Mary fechou um pouco o cenho. Ela era claramente interessada em Carlos, e mesmo ele falando para todos que Luciana era como uma irmã, ela ficava enciumada. Carlos se afastou um pouco para falar no celular, enquanto Mary escolhia outros biscoitos para levar para as meninas. Quando voltou, ele estava visivelmente preocupado. Ela não se agüentou e teve que perguntar o que tinha acontecido:
– Que cara é essa? Algum problema?
– Era Luciana. Ela nunca me escuta. Se preocupa demais com o marido – Mary sorriu disfarçadamente, feliz pela tal Luciana ser casada – e com a filha. E acaba não se cuidando direito. Me ligou pra avisar que está no hospital, fazendo um tratamento de urgência. Ela tem que tomar os coquetéis nos horários certos. Sempre esquece, por conta de uma poeira no tapete, ou um nariz escorrendo do filho.
– Entendi. Mas, ela corre risco?
– Nós sempre corremos riscos Mary. Tanto quando todos. Tem gente que não é soropositivo e morre atropelada, assassinada, engasgada com biscoito, e de outras formas. Mas não é por isso que não nos devemos nos cuidar mais que os outros. E o pior, eu nem posso vê-la, pois hospital é um lugar perigoso pra mim.
– Claro. Adoro perguntas indiscretas – sorriu
– O filho da Luciana e o Marido, tem HIV?

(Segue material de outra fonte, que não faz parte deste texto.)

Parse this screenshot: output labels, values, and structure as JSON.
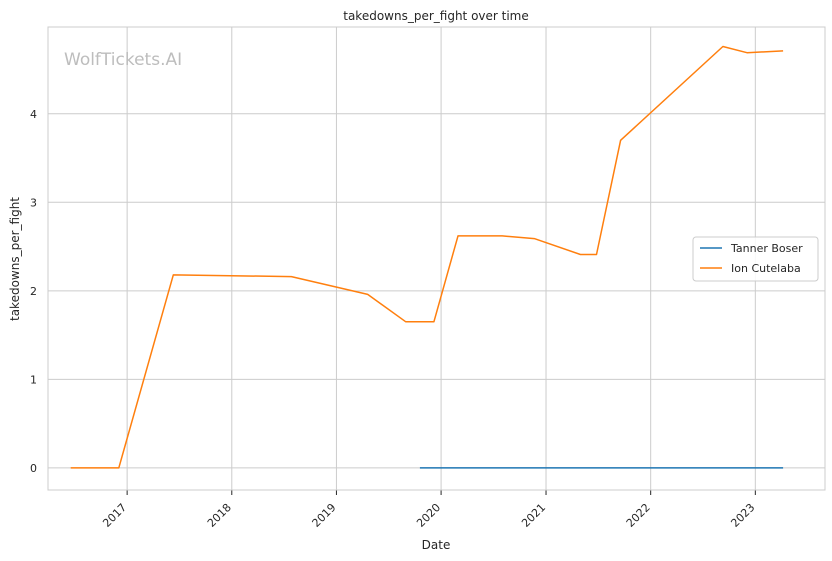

– Não. Luciana contraiu HIV através de uma transfusão de sangue que precisou receber depois de um acidente de carro que sofreu. O banco de sangue cometeu uma falha daquelas e deixou passar o sangue soropositivo. Eles ganharam um bom dinheiro com o processo que abriram, mas infelizmente, a doença não foi embora com isso.
– Eu entendi. Nossa, mas isso é muito triste. Qualquer coisa, que precisarem, estou aqui! – Mary disse segurando a mão de Carlos.
– Você não existe Mary. Muito obrigada por tudo. Você é um anjinho nas nossas vidas!
– Eu amo Juliana, e adoro todos vocês. Faria muito mais se pudesse. – segurou novamente a mão de Carlos.
Carlos sentiu uma enorme vontade de beijar Mary ali mesmo, no super mercado. Mas tinha medo de ser rejeitado, afinal, ela sabia que ele era soropositivo, e isso complicava tudo.
Enquanto isso, Mary sentiu o clima do momento e esperou por Carlos tomar a atitude de beijá-la, mas frustrou-se quando o rapaz apenas a abraçou e continuaram com as compras.